Im August 2021 nahm sich die Fridays-for-Future-Bewegung in Frankfurt die Finanzbranche vor: „Wenn die Erde eine Bank wäre, hättet ihr sie schon längst gerettet.“ Nach Meinung der Bewegung spielt die Finanzbranche eine Rolle, wenn nicht gar eine Schlüsselrolle beim Umbau der Wirtschaft in Richtung Nachhaltigkeit – konkret mithilfe der sogenannten ESG-Kriterien: In Finanzprodukten müssten die Belange von Umwelt (Environmental), Menschen und Gesellschaft (Social) und verantwortungsvollem Verhalten (Governance = gute Organisationsführung) Berücksichtigung finden.

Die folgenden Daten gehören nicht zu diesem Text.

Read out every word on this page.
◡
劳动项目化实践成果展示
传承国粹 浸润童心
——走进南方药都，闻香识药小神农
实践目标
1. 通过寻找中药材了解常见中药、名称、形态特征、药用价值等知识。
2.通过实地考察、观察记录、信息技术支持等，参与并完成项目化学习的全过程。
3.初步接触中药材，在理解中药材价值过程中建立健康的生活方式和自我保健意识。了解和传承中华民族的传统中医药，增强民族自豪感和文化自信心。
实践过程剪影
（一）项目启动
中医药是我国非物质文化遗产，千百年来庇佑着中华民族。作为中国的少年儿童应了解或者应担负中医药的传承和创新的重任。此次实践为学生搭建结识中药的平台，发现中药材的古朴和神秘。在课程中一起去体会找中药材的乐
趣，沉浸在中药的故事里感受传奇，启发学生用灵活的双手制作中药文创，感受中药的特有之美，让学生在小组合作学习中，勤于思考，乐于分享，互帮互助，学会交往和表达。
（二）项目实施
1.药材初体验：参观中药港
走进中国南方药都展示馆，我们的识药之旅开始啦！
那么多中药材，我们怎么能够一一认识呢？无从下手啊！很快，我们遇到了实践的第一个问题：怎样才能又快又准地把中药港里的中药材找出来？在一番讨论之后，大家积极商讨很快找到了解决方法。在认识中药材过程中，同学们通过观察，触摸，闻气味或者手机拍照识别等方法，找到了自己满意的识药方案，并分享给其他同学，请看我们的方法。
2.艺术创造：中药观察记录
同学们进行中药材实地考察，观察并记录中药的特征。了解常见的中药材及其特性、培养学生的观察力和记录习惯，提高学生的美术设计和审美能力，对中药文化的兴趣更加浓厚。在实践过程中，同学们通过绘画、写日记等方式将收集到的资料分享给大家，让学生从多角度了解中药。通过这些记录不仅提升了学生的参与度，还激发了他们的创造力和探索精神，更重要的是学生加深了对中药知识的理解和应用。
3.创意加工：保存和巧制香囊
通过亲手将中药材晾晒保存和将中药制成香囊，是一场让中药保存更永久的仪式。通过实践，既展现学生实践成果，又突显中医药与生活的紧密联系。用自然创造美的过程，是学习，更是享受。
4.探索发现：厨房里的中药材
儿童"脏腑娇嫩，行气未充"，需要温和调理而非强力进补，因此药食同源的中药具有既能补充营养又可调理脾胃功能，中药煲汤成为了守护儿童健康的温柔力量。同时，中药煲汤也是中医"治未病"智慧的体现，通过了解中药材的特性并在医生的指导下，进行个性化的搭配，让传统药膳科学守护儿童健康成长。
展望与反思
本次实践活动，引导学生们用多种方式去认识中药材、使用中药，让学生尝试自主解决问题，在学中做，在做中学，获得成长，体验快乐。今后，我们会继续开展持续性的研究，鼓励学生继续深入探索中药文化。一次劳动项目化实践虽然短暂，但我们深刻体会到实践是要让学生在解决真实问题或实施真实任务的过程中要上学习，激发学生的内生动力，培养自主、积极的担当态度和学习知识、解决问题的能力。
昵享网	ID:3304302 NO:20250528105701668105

Was die 5.000 Demonstranten in Frankfurt umtrieb, ist auch in der breiten Bevölkerung angekommen. Mehr als die Hälfte (52,1 Prozent) äußerte im Sommer 2021 die Überzeugung: „Mit nachhaltiger Geldanlage kann man dazu beitragen, dass die gesamte Wirtschaft nachhaltiger wird.“ Das ergab die aktuelle Umfrage des DIVA, das zweimal jährlich rund 2.000 Menschen in Deutschland nach der Wichtigkeit von Nachhaltigkeit bei Geldentscheidungen befragt.
Trotz anderslautender Bekenntnisse: Nachhaltigkeit nicht so wichtig?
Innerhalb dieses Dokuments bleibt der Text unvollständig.